イマージョン

「大丈夫?」
舞が心配そうに私の顔を覗き込む。
「いきなりごめんね。もう大丈夫」
「さっきも言ったけど顔とか痩せたよね。具合悪いの?」
「痩せはしたかもしれないけど、前のバイトのストレスから解放されたからかなぁ。お菓子食べなくなっちゃったし…今は、お弁当でじゅうぶんかな」
「いいなぁ。あたし、ここでは時間ないから食べらんないけど、ウチで食べちゃう」
舞の話しを聞きつつ、食べ終わった、お弁当を片付け、煙草を吸う。甘いジュースも要らないから緑茶を飲む。
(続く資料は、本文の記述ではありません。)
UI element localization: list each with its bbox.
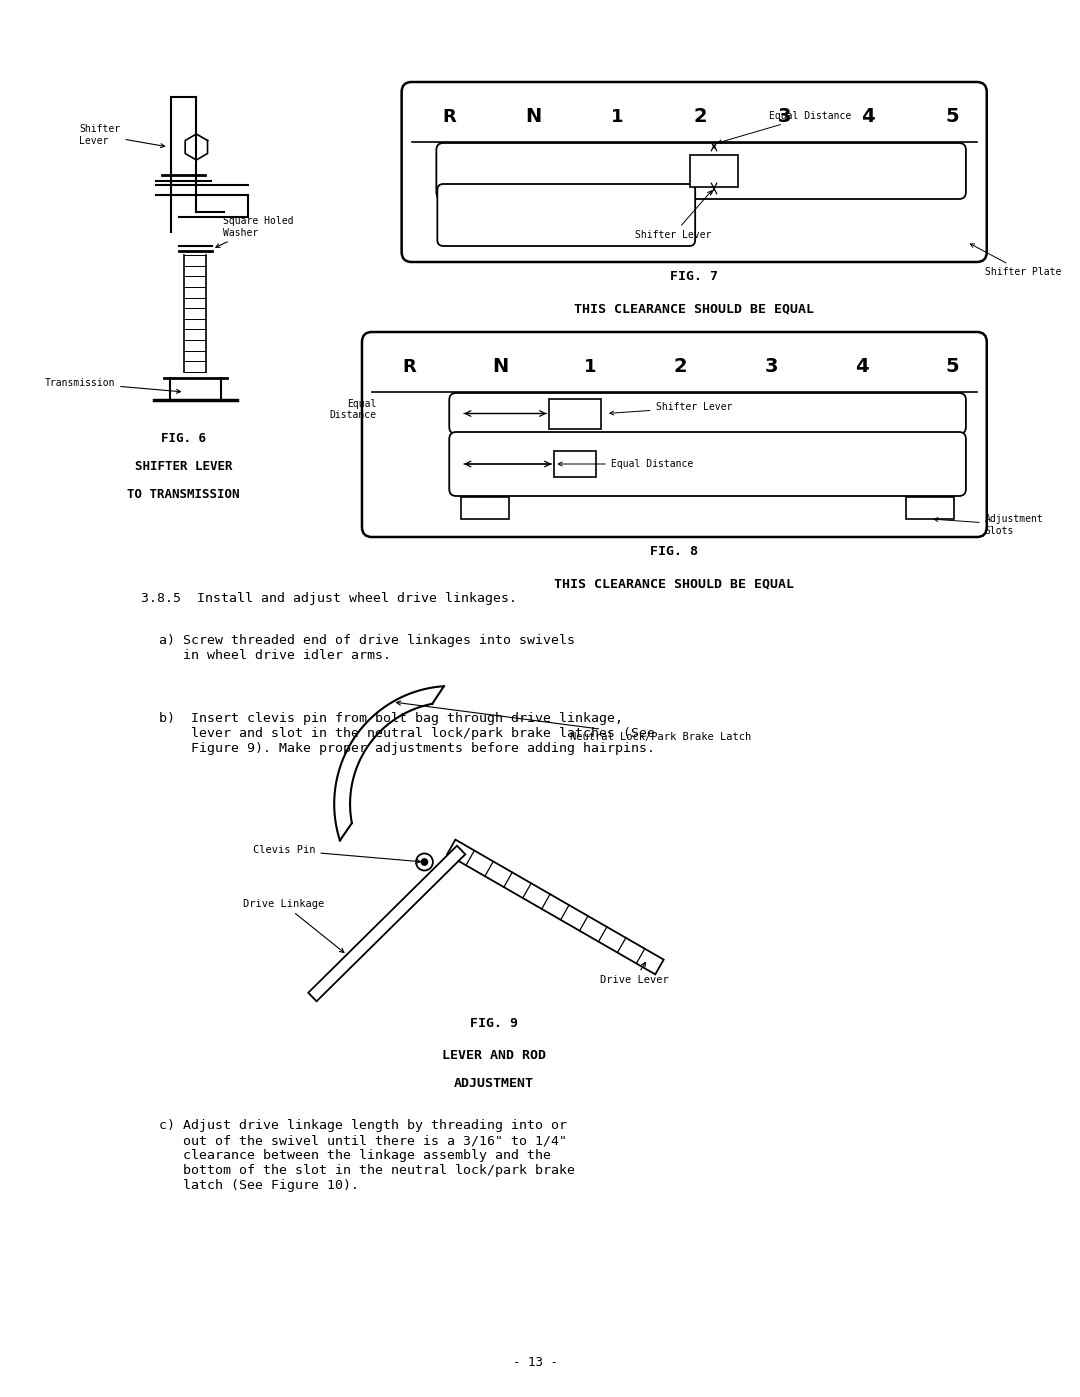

やっと落ち着いた私は、さっき見ようとしていた、携帯の着信履歴を確認する。眞奈からだった。かけ直そうとしたけれど、休憩所はザワザワしているし、舞の傍から2度も席を離れるのは気が引けたので、仕事が終わってからかけ直そうと思った。
「なぁに?彼氏ぃ?」
携帯を見ていた私に舞は瞬時に反応をする。
「ちがうよ。友達。彼氏とは、別れたし」
「えー!まじ?なんで?」
「ん~…マンネリつーか、気が合わなかったつーか…」
私が利用していた。とは、まさか言えないので当たり障りの無い言葉で片付けた。
「そーなんだ。美夢ってヒミツ主義ぽいよね?」
「そーかな?聞かれなきゃ言わないだけだよ」
義則の事なんて自分から話したくもないし、反対に素敵な彼氏だとしたら聞かれ無くても自慢したくなるかもしれないけれど。
「ここなら、男に困らないよ!」
舞は、またイタズラぽく笑っている。